For rental property investors, selecting the right tenants means the difference between a profitable, long-term investment and a property that drains cash and causes headaches.

In addition to hiring a property management service to screen tenants on your behalf, you can also use big data to help you focus on the best possible candidates. One option is predictive real estate data analytics, which rely on big data and real time insights to help you determine a renter’s likelihood of being a good tenant.

From a macro perspective, certain analytics tools can help investors determine who tenants will be in the coming years. In other words. What will the renter pool look like in two years or five years down the road? And based on this information, which type of renter should you target?

3. Stitch Together Data

One of the big problems with big data is that there are so many sources of data. If you aren’t careful, it’s easy to become overwhelmed with everything. And ironically enough, too much data is just as useless as too little data. But thanks to advanced analytics and machine learning algorithms, it’s simple to aggregate the right data sources and interpret even the most disparate sources of information. You can do this simply by building a real estate portfolio on an online software.

For example, if you’re a developer who is looking to identify underused parcels zoned for development, you might pull data from previous transactions on the MLS. But in isolation, these databases don’t tell you much about potential. They simply reveal what’s already happened.

“Advanced analytics can quickly identify areas of focus, then assess the potential of a given parcel with a predictive lens,” McKinsey & Company reports. “A developer can thus quickly access hyperlocal community data, paired with land use data and market forecasts, and select the most relevant neighborhoods and type of buildings for development.”

Based on all of these findings, that developer can optimize timing, types of property, and even price segmentation to further max out value.

4. Automated Valuation Computations

Have you ever wondered how websites like Zillow can estimate a property’s valuation with such accuracy? It comes down to something called Automated Valuation Models, or AVMs. These platforms – which every major real estate company in the world uses – pull data from millions of listings to create ballpark figures and estimates of home valuations. Based on this information, investors can make smarter offers that are more likely to produce a positive return on investment.

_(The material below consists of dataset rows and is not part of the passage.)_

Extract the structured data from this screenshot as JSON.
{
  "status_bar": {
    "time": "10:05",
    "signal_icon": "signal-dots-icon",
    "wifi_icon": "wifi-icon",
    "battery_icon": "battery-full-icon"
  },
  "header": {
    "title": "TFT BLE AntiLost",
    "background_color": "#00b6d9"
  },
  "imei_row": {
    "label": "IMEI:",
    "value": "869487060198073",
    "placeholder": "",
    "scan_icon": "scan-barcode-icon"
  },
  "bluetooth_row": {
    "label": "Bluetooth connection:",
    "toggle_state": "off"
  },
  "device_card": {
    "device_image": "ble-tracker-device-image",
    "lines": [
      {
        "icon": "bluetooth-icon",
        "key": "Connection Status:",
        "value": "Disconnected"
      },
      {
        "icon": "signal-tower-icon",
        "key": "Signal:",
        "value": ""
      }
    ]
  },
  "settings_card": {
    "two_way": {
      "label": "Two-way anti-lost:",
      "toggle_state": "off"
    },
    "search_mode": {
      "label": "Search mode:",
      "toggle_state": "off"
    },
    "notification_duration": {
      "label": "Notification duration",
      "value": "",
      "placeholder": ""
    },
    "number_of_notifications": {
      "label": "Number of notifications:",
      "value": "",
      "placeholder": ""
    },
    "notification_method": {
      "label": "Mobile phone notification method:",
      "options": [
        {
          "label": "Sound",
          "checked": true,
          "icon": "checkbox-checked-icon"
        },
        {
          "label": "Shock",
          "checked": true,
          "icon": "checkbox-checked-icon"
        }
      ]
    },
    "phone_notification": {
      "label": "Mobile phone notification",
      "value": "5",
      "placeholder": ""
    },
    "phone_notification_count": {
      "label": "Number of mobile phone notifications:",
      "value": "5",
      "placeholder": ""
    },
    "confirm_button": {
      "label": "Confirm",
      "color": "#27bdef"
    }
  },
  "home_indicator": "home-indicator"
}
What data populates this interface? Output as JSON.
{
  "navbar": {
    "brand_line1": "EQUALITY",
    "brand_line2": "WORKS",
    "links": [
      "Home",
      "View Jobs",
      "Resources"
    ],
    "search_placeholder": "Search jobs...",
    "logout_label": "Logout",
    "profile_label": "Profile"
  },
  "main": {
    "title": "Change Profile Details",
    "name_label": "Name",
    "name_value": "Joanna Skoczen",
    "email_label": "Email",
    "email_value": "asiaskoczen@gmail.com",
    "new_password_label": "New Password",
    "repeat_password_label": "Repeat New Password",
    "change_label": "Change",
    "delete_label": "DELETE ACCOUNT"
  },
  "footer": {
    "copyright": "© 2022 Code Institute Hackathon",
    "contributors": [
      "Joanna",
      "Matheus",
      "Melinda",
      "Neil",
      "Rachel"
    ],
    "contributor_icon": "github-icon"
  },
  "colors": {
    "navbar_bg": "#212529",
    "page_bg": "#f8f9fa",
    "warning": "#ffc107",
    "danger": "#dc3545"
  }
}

AVMs are especially helpful in situations where there might not be enough recent transactions for a real estate agent to make an educated guess on pricing. If someone looks at a dozen different properties in a specific market – likely a rural one – and there’s no recent sold history for comps, AVM provides a great starting point to understand value. It might not lead an investor to a specific offer price, but it at least sets the parameters. (And if the seller doesn’t have a similar tool in their corner, they could find themselves at a significant disadvantage – potentially leaving money on the table.)

Big Data as a Competitive Advantage

Big data doesn’t change the fundamentals of real estate investing. It does, however, increase things like access, profitability, and opportunity. Those that leverage big data as the resource that it is will enjoy more upside (while suppressing the downside) in the years to come.